Женя, испытывая жалость к Саше, желая ему как-то помочь, но при этом отдавая себе отчет, что никаких чувств, кроме дружеских к нему не испытывает (у нее был любимый человек), и, что, ответь она "да" - это повлечет целую чреду неприятных и ненужных объяснения.
Потому она ответила:
– Нет, нет - я сегодня занята. Давай поговорим по телефону. Так что ты говоришь...
– Женя.
– выдохнул Саша.
– Поверь - мне очень плохо сейчас. И, если ты думаешь, что я опять тебе про любовь... Ты ошибаешься. Мне только надо, чтобы ты была рядом со мною несколько часов - да хоть до утра. Просто поговори, расскажи мне что-нибудь, а я буду смотреть на тебя. Поверь, мне очень плохо. А, если ты занята, то знай, что один раз в жизни так зовут. Женечка, пожалуйста, приди - страшно мне.
Из трубки вылетел вздох; затем окутанный раздумьями голос:
– Так что же случилось? Ты мне расскажи сначала?
– Этого не расскажешь... Это - я сам не могу понять, что это... Но это очень жутко - это со смертью, - это с тысячелетьями связанно...

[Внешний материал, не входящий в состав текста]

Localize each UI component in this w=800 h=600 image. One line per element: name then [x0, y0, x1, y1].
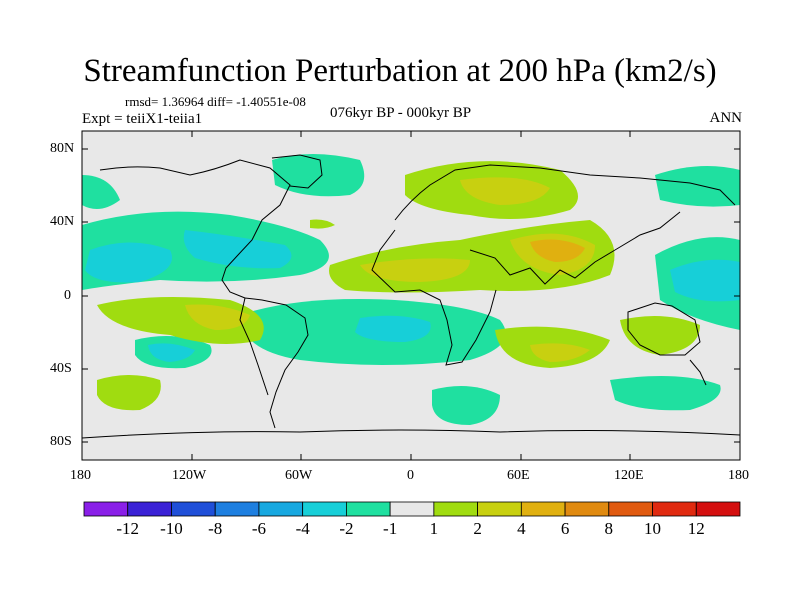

– Саша, ты температуру мерил?
– Дело не в температуре. Прошу вас. Очень надо нам увидеться!
Женя вздохнула:
– Хорошо, если хочешь - мы встретимся. Только к тебе я заходить не стану. Пройдемся по улице.
– Да, да - хорошо! Только подольше, ладно?!
На том конце провода снисходительно и натянуто рассмеялись:
– Ну, хорошо, подольше. И не забудь - захвати зонт; дождик собирается. Через полчаса около "рыбьего хребта.
– так называли полукилометровое здание в котором раньше жила Аня (Женя про нее ничего не знала).
– Хорошо.
– Саша положил трубку.
Тут с балкона раздался голос "сонного".
– Эй, выйдите-ка сюда.
Саша, уже собравшийся вырваться из квартиры, распахнул окно, отдернул простыню - казалось, что соседский дом еще приблизился и, теперь, можно было дотянуться до него рукою.